Il padrino coppoliano, un business di famiglia e la Storia sono più o meno direttamente al cuore anche in The Honourable Woman, prodotto a quattro mani dalla Bbc e dal Sundance Channel (che l’anno scorso ci aveva dato il bellissimo Top of the Lake). Il taglio qui è meno pop di Tyrant, molto più simile a quello del classico thriller politico inglese, per esempio State of Play. Con una lieve vena di pedagogia (questa sì molto Sundance), mitigata però da una spruzzata di Hitchcock. Maggie Gyllenhaal è Nessa Stein, baronessa inglese e figlia di uno dei maggiori tycoon dell’industria degli armamenti israeliana.

La serie, visivamente molto curata e piuttosto ambiziosa, comincia con Nessa recentemente entrata a fare parte della Camera dei Lord ed erede dell’impero d’affari di suo padre, un rinomato sionista assassinato quando era piccola e davanti ai suoi occhi, in un ristorante di Londra. Anche Nessa (come Bassam) è un’invenzione a cavallo tra due mondi. «Mio padre credeva che nessuna casa può sopravvivere senza muri solidi», proclama provocatoriamente in una delle prime scene del pilota… Ma intanto, sta adattando ai tempi l’impresa di famiglia – invece di armi adesso lavorano sulla comunicazione. Forse per ripulire un po’ l’immagine della Stein (viene facile il rimando a stain, che in inglese è macchia), tra le iniziative in corso c’è quella di garantire il collegamento Internet a Gaza, e sponsorizzare bambini poveri palestinesi che vogliono studiare musica.

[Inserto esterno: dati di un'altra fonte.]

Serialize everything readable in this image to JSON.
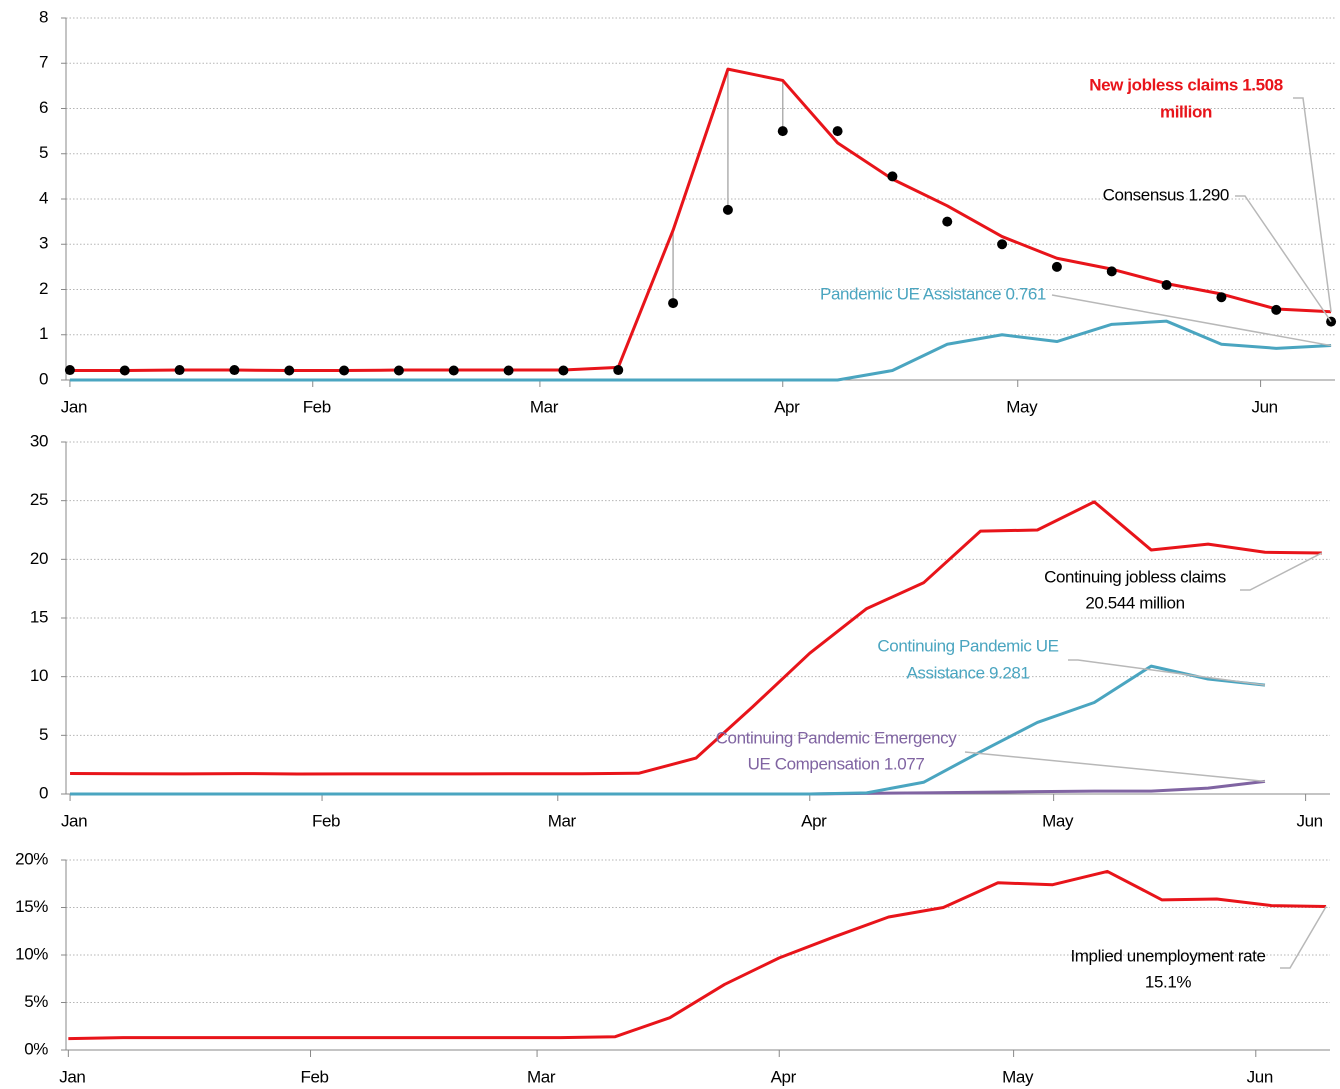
{
  "chart_data": [
    {
      "type": "line",
      "x": [
        0,
        7,
        14,
        21,
        28,
        35,
        42,
        49,
        56,
        63,
        70,
        77,
        84,
        91,
        98,
        105,
        112,
        119,
        126,
        133,
        140,
        147,
        154,
        161
      ],
      "xlim": [
        -0.5,
        161.5
      ],
      "xticks": [
        {
          "value": 0,
          "label": "Jan"
        },
        {
          "value": 31,
          "label": "Feb"
        },
        {
          "value": 60,
          "label": "Mar"
        },
        {
          "value": 91,
          "label": "Apr"
        },
        {
          "value": 121,
          "label": "May"
        },
        {
          "value": 152,
          "label": "Jun"
        }
      ],
      "ylim": [
        0,
        8
      ],
      "yticks": [
        0,
        1,
        2,
        3,
        4,
        5,
        6,
        7,
        8
      ],
      "grid": true,
      "series": [
        {
          "name": "New jobless claims",
          "type": "line",
          "color": "#e8141a",
          "values": [
            0.21,
            0.21,
            0.22,
            0.22,
            0.21,
            0.21,
            0.22,
            0.22,
            0.22,
            0.22,
            0.28,
            3.31,
            6.87,
            6.62,
            5.24,
            4.44,
            3.85,
            3.17,
            2.69,
            2.45,
            2.13,
            1.9,
            1.57,
            1.508
          ]
        },
        {
          "name": "Consensus",
          "type": "scatter",
          "color": "#000000",
          "values": [
            0.22,
            0.21,
            0.22,
            0.22,
            0.21,
            0.21,
            0.21,
            0.21,
            0.21,
            0.21,
            0.22,
            1.7,
            3.76,
            5.5,
            5.5,
            4.5,
            3.5,
            3.0,
            2.5,
            2.4,
            2.1,
            1.83,
            1.55,
            1.29
          ]
        },
        {
          "name": "Pandemic UE Assistance",
          "type": "line",
          "color": "#4aa5c0",
          "values": [
            0,
            0,
            0,
            0,
            0,
            0,
            0,
            0,
            0,
            0,
            0,
            0,
            0,
            0,
            0,
            0.21,
            0.79,
            1.0,
            0.85,
            1.23,
            1.3,
            0.79,
            0.7,
            0.761
          ]
        }
      ],
      "annotations": [
        {
          "lines": [
            "New jobless claims 1.508",
            "million"
          ],
          "color": "#e8141a",
          "bold": true
        },
        {
          "lines": [
            "Consensus 1.290"
          ],
          "color": "#000000"
        },
        {
          "lines": [
            "Pandemic UE Assistance 0.761"
          ],
          "color": "#4aa5c0"
        }
      ]
    },
    {
      "type": "line",
      "x": [
        0,
        7,
        14,
        21,
        28,
        35,
        42,
        49,
        56,
        63,
        70,
        77,
        84,
        91,
        98,
        105,
        112,
        119,
        126,
        133,
        140,
        147,
        154
      ],
      "xlim": [
        -0.5,
        155
      ],
      "xticks": [
        {
          "value": 0,
          "label": "Jan"
        },
        {
          "value": 31,
          "label": "Feb"
        },
        {
          "value": 60,
          "label": "Mar"
        },
        {
          "value": 91,
          "label": "Apr"
        },
        {
          "value": 121,
          "label": "May"
        },
        {
          "value": 152,
          "label": "Jun"
        }
      ],
      "ylim": [
        0,
        30
      ],
      "yticks": [
        0,
        5,
        10,
        15,
        20,
        25,
        30
      ],
      "grid": true,
      "series": [
        {
          "name": "Continuing jobless claims",
          "type": "line",
          "color": "#e8141a",
          "values": [
            1.75,
            1.73,
            1.72,
            1.74,
            1.71,
            1.72,
            1.72,
            1.72,
            1.73,
            1.73,
            1.77,
            3.06,
            7.45,
            12.0,
            15.8,
            18.0,
            22.4,
            22.5,
            24.9,
            20.8,
            21.3,
            20.6,
            20.544
          ]
        },
        {
          "name": "Continuing Pandemic UE Assistance",
          "type": "line",
          "color": "#4aa5c0",
          "values": [
            0,
            0,
            0,
            0,
            0,
            0,
            0,
            0,
            0,
            0,
            0,
            0,
            0,
            0,
            0.1,
            1.0,
            3.6,
            6.1,
            7.8,
            10.9,
            9.8,
            9.281,
            null
          ]
        },
        {
          "name": "Continuing Pandemic Emergency UE Compensation",
          "type": "line",
          "color": "#8064a2",
          "values": [
            0,
            0,
            0,
            0,
            0,
            0,
            0,
            0,
            0,
            0,
            0,
            0,
            0,
            0,
            0.05,
            0.1,
            0.15,
            0.2,
            0.25,
            0.25,
            0.5,
            1.077,
            null
          ]
        }
      ],
      "annotations": [
        {
          "lines": [
            "Continuing jobless claims",
            "20.544 million"
          ],
          "color": "#000000"
        },
        {
          "lines": [
            "Continuing Pandemic UE",
            "Assistance 9.281"
          ],
          "color": "#4aa5c0"
        },
        {
          "lines": [
            "Continuing Pandemic Emergency",
            "UE Compensation 1.077"
          ],
          "color": "#8064a2"
        }
      ]
    },
    {
      "type": "line",
      "x": [
        0,
        7,
        14,
        21,
        28,
        35,
        42,
        49,
        56,
        63,
        70,
        77,
        84,
        91,
        98,
        105,
        112,
        119,
        126,
        133,
        140,
        147,
        154,
        161
      ],
      "xlim": [
        -0.3,
        161.5
      ],
      "xticks": [
        {
          "value": 0,
          "label": "Jan"
        },
        {
          "value": 31,
          "label": "Feb"
        },
        {
          "value": 60,
          "label": "Mar"
        },
        {
          "value": 91,
          "label": "Apr"
        },
        {
          "value": 121,
          "label": "May"
        },
        {
          "value": 152,
          "label": "Jun"
        }
      ],
      "ylim": [
        0,
        20
      ],
      "yticks": [
        {
          "value": 0,
          "label": "0%"
        },
        {
          "value": 5,
          "label": "5%"
        },
        {
          "value": 10,
          "label": "10%"
        },
        {
          "value": 15,
          "label": "15%"
        },
        {
          "value": 20,
          "label": "20%"
        }
      ],
      "grid": true,
      "series": [
        {
          "name": "Implied unemployment rate",
          "type": "line",
          "color": "#e8141a",
          "values": [
            1.2,
            1.3,
            1.3,
            1.3,
            1.3,
            1.3,
            1.3,
            1.3,
            1.3,
            1.3,
            1.4,
            3.4,
            6.9,
            9.7,
            11.9,
            14.0,
            15.0,
            17.6,
            17.4,
            18.8,
            15.8,
            15.9,
            15.2,
            15.1
          ]
        }
      ],
      "annotations": [
        {
          "lines": [
            "Implied unemployment rate",
            "15.1%"
          ],
          "color": "#000000"
        }
      ]
    }
  ]
}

Ma Nessa non è il prodotto idealistico dell’immaginazione generica di uno sceneggiatore liberal. Coinvolta fina dalle prime immagini in più di una morte sanguinosa, è piuttosto una figura di potere, attivamente immersa in una rete di segreti e intrigo politico, che si articolano in numerosi complicati flash back e che destano la curiosità di Stephen Rea, nei panni dell’addetto per il Medio Oriente del controspionaggio britannico. Sia nella lettura pulp di Tyrant che in quella più raffinata, molto thriller Le Carrè, di The Honourable Woman, il verdetto è uno: anche sul piccolo schermo il Medio Oriente rimane un puzzle irrisolvibile.